Stankowski: Kaczyński dał szansę opozycji na wyjście z twarzą, ale - w takim razie - wyjdą bez niej
- Kaczyński dał szansę opozycji na wyjście z twarzą, ale w takim razie wyjdą bez twarzy. Senat przegłosował budżet, sprawa jest zakończona. Można mieć wątpliwości w sprawie legalności, ale do tego są powołane organy, do tego jest TK, do niedawna źrenica wolności dla opozycji - powiedział dziś w "Politycznym podsumowaniu dnia" Adrian Stankowski z "Gazety Polskiej Codziennie". Obok niego, gościem Marcina Bąka był publicysta Mariusz Gierej z mPolska24.pl.
- Petru wyglądał jakby spędził 10 rund w ringu z Tysonem. Wyraźnie jest obolały po tym dniu, kiedy miał przed sobą zawodnika - w sensie przenośnym - wagi ciężkiej. Kaczyński dał szansę opozycji na wyjście z twarzą, ale w takim razie wyjdą bez twarzy. Senat przegłosował budżet, sprawa jest zakończona. Można mieć wątpliwości w sprawie legalności, ale do tego są powołane organy, do tego jest TK, do niedawna źrenica wolności dla opozycji. Nie jest do tego uprawniony ani Schetyna, ani Petru – powiedział Adrian Stankowski.

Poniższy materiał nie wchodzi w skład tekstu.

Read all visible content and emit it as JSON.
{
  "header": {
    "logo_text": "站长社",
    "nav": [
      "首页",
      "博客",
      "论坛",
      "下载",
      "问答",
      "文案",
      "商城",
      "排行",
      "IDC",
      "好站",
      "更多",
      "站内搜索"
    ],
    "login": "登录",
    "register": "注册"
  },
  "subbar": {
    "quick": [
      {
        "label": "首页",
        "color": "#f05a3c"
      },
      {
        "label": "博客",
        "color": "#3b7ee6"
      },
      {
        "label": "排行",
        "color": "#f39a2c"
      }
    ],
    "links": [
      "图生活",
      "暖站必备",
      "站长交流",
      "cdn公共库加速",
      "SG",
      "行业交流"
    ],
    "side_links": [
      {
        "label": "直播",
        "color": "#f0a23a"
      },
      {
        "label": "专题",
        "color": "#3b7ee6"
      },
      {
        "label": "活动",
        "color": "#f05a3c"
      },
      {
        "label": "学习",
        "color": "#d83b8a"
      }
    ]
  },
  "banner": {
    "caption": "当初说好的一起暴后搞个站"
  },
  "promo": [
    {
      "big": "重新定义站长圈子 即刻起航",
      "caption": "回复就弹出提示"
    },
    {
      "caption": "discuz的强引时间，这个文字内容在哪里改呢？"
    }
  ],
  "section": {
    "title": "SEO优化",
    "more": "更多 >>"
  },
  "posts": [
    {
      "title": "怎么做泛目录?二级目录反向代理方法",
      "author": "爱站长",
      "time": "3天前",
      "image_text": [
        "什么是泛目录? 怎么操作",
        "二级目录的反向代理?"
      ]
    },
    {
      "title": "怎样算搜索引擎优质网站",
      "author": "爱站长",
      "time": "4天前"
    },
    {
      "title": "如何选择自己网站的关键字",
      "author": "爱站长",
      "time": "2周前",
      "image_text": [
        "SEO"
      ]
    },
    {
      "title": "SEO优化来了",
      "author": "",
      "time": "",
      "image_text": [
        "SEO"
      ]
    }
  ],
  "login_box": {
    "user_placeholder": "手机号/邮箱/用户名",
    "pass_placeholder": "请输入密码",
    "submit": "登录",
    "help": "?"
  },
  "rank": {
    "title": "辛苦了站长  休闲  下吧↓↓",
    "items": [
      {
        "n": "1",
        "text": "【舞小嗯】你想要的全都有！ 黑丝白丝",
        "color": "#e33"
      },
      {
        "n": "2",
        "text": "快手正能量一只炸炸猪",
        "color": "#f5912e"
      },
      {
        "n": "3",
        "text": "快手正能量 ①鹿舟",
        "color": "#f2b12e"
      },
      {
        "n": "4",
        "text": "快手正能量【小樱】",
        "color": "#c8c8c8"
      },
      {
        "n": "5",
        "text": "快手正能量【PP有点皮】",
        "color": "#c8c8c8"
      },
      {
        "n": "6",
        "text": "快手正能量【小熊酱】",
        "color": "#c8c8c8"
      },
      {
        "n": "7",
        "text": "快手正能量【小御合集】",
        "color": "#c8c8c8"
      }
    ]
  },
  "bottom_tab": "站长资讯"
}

- Dziś niepotrzebnie Tusk mówił o środkach unijnych w kwestii budżetu. A to on jest za ten kryzys odpowiedzialny. I gdy on był premierem doszło do bratobójczej wojny między partiami parlamentarnymi i Polakami. Mamy sumę liderów opozycji a z drugiej mamy wielkiego gracza. Gdy był Tusk i Kaczyński, to była gra równorzędnych graczy, a teraz tego nie mamy. Sytuacja jest niebezpieczna, bo gdy spojrzymy na to, co mieliśmy na Ukrainie, to tego typu niebezpieczne sytuacje państwowe są niewskazane i niebezpieczne - stwierdził Mariusz Gierej.
- Liczę, że uda się pójść po rozum do głowy i emocje wygasną. Po stronie opozycji mamy nieprawdopodobną walkę o przywództwo. To, że Schetyna i Petru się przelicytowują, to walka o to, kto jest bardziej opozycyjny. Większej wagi nabierają słowa osób, które chcą uspokojenia, między innymi słowa Władysława Kosiniaka-Kamysza. To coś, nad czym wszystkie strony powinny siąść i zastanowić się, czy warto eskalować kryzys - dodał.
- Jest kłopot, jak to wszystko komentować. Wszyscy mamy wrażenie obserwowania cyrku, czegoś mocno niepoważnego, ale z drugiej strony sytuacja jest poważna. Petru odkrył podczas briefingu właściwe motywy – szermując rzekomą nielegalnością czy wadliwością formalną budżetu będzie realizowany scenariusz już wcześniej rysowany, czyli scenariusz zagranicy. Za pomocą tego argumentu opozycja będzie chciała ograniczyć przepływ środków europejskich czy wpływać na ratingi - zauważył Stankowski.